27 Ocak 2014 Pazartesi

KURULUŞUMUZ 3

                Mağazamızın ismi JUJİ olmadan önce yani isim PİNOKYO iken yan tarafımdaki mağazayı benden ayrılan ortağım devir almıştı iki yıl çalıştırdıktan sonra başka birine devir etmişti. Oda yaklaşık 1 yıl çalıştırdıktan sonra orayı; 2012 yılının nisan ayında ben devir aldım. Aldıktan sonra; aradaki duvardan 3,5 metre genişliğinde geçiş yeri yaptırdım duvarı kırarak. yani tek mağaza olarak işletmeye başladım. Bir bölümünde çocuk bir bölümünde bay ve bayan ürünleri bulundurdum. Ancak daha sonra bayan ürünlerinde daha iyi satış yapınca bir olan  bayan eleman yerine iki bayan eleman çalıştırmaya başladık ve çocuk ürünlerini elimizden çıkarmaya karar verip hiç çocuk ürün almamaya başladık sünnet takımı ve takım elbise hariç. Bir süre sonra erkek ürünlerini bayan ürünlerinin bulunduğu bölümden alıp çocuk bölümüne yerleştirdik ve o bölüm sadece bayan oldu; diğer bölümde erkek ve çocuk bölümü oldu. Daha rahat oldu çünkü bayanlar erkeklerle yan yana olan kabinlerden rahatsız oluyorlardı.Her bölümün kendine ait kabini ve mağazaların arasında yarısından çok duvar olduğu için sıkıntı giderildi. iki mağazayı tek mağaza haline getirirken o arada dış cephe giydirmesini ve tabelayı (JUJİ) yaptırdık. Halen çocuk ürünlerinin %30' u elimizde ve aldığımız fiyata vererek elimizden çıkarmaya çalışıyoruz. 

26 Ocak 2014 Pazar

KURULUŞ HİKAYEMİZ 2

                Devam edersek; PİNOKYO ismi ile yaklaşık 2,5 yıl çalıştıktan sonra 2011 yılının ortalarında mağazamızın dış giydirmesini ve tabelasını yaptırdım. Bu arada yakında çocuktan çıkacağımı ve yetişkin giyime girmek istediğimi de düşünerek mağazanın ismini yetişkine de hitap eden ve daha önceki ortağımın kullandığı ismi yani JUJİ ismini tabelaya koydum ve mağazamızın ismi JUJİ oldu.Tabii giydirmeyi şık ahşap desenli ve ışıklı kabartma harf olarak yaptırdım.

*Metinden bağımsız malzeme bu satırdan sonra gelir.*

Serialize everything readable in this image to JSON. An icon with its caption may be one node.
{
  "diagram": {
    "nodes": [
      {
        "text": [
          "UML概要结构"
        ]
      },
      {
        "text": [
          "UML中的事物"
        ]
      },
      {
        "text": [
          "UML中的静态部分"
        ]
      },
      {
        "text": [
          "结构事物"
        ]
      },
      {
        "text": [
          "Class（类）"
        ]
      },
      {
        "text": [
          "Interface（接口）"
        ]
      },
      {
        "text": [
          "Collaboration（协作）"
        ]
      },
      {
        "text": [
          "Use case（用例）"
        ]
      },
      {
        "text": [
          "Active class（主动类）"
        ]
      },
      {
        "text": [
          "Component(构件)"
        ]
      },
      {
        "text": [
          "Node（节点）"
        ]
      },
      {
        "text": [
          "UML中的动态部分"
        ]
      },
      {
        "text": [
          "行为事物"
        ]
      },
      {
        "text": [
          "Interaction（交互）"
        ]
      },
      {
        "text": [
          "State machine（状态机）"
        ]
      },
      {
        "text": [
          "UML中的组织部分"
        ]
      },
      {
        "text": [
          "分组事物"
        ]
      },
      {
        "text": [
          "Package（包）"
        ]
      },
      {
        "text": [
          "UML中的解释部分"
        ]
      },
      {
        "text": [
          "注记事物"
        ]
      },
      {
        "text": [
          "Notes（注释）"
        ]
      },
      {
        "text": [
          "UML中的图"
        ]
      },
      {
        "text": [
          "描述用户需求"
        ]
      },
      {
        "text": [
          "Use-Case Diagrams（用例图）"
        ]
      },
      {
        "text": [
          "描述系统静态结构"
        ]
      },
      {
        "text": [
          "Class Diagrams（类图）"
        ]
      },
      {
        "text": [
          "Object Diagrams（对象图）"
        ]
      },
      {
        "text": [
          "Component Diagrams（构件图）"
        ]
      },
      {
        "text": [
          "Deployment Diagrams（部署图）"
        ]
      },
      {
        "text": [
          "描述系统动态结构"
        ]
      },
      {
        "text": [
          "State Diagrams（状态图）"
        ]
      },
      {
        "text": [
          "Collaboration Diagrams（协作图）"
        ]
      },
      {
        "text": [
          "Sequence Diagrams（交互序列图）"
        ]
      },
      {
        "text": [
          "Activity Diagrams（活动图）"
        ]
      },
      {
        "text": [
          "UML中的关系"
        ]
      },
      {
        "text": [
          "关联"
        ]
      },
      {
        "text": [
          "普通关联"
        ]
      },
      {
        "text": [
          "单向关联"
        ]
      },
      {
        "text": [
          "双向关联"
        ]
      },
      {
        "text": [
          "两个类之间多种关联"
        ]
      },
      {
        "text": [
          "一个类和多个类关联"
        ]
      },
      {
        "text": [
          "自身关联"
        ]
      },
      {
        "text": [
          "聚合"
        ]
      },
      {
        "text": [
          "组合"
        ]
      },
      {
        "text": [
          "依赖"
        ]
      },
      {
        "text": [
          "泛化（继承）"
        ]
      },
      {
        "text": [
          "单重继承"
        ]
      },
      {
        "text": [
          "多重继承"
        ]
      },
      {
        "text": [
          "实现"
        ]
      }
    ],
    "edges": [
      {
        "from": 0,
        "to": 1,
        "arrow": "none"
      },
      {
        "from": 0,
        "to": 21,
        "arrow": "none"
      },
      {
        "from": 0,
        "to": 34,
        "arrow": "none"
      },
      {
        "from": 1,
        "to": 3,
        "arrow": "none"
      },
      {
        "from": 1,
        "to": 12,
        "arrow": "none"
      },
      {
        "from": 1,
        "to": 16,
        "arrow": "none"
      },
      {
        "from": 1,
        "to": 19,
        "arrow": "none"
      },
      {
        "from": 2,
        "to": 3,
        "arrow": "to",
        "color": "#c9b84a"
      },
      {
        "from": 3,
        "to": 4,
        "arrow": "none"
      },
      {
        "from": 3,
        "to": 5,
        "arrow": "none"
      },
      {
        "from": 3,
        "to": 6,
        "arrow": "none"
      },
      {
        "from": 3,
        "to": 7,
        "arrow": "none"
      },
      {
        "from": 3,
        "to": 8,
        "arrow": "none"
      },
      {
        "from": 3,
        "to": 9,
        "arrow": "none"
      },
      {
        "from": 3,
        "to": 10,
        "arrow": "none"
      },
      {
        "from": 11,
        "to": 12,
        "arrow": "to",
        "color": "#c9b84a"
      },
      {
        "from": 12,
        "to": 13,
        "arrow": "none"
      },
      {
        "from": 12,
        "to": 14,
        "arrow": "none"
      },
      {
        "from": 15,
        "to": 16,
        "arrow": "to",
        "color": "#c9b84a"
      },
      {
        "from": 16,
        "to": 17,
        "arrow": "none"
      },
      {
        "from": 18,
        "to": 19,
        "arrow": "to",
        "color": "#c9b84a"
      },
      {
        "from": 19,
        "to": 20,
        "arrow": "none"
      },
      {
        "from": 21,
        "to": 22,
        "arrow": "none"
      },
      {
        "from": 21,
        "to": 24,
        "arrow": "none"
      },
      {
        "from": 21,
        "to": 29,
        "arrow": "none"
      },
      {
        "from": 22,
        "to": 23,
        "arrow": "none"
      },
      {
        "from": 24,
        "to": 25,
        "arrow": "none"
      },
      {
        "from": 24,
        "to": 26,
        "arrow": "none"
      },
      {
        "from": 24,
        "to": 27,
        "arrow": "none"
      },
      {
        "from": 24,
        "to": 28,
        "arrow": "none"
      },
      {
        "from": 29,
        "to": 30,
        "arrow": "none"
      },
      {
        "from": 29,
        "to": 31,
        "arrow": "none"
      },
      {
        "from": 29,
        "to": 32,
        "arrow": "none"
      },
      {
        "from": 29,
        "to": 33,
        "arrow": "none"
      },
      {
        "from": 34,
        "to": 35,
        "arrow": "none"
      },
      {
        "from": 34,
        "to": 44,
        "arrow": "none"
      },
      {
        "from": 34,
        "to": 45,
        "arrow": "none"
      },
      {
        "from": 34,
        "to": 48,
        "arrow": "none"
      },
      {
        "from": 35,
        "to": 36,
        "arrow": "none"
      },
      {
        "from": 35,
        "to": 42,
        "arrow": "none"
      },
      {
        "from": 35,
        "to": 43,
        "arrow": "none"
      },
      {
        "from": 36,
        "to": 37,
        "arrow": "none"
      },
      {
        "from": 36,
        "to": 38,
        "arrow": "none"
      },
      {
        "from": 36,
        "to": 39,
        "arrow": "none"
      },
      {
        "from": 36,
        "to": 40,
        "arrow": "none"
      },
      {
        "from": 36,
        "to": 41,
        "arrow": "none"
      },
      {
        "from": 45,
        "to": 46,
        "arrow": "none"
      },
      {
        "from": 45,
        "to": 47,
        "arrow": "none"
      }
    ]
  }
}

Normalde pahalıdır ama malzemeyi üreticiden alıp işçilik ücretini verdim yani bana 3500 'e mal oldu normalde bir kaç firmadan fiyat aldığımda en ucuz fiyat 5500 dü. çocuk giyimi neden bıraktığımı anlatayım; ilk başlarda cadde de tek çocuk mağazasıydım yapılan ciro dükkanın kendisine ,büyüklüğüne, yüksekliğine, konumuna göre iyiydi ama daha sonra caddenin giriş kısmına biraz uzak ama gene de etkileyen bir AVM (alışveriş merkezi) açıldı haliyle işlerimizi az da olsa etkiledi. Bu da yetmedi bir yıl sonra caddemizin hemen üst tarafına mağazama 200 metre uzaklıkta başka ve büyük bir AVM daha açıldı ve %80 çocuk markaları barındırıyordu. Haliyle işimizi etkiledi. Zarar etmedik o dönemlerde ama kazanamadık AVM lerden sonra. Bende markaların satmadığı gruplara yönelmiştim mesela çocuk abiye, çocuk klasik ve spor takım elbise, kumaş pantolon, sünnet takımları,klasik gömlek ve benzeri ürünlere yönelmiştim. Bunun yanında resmi bayramlardan önce okulları gezip 23 nisan gibi bayramlarda bir sınıfın etkinliğinin kıyafetlerini temin ediyordum.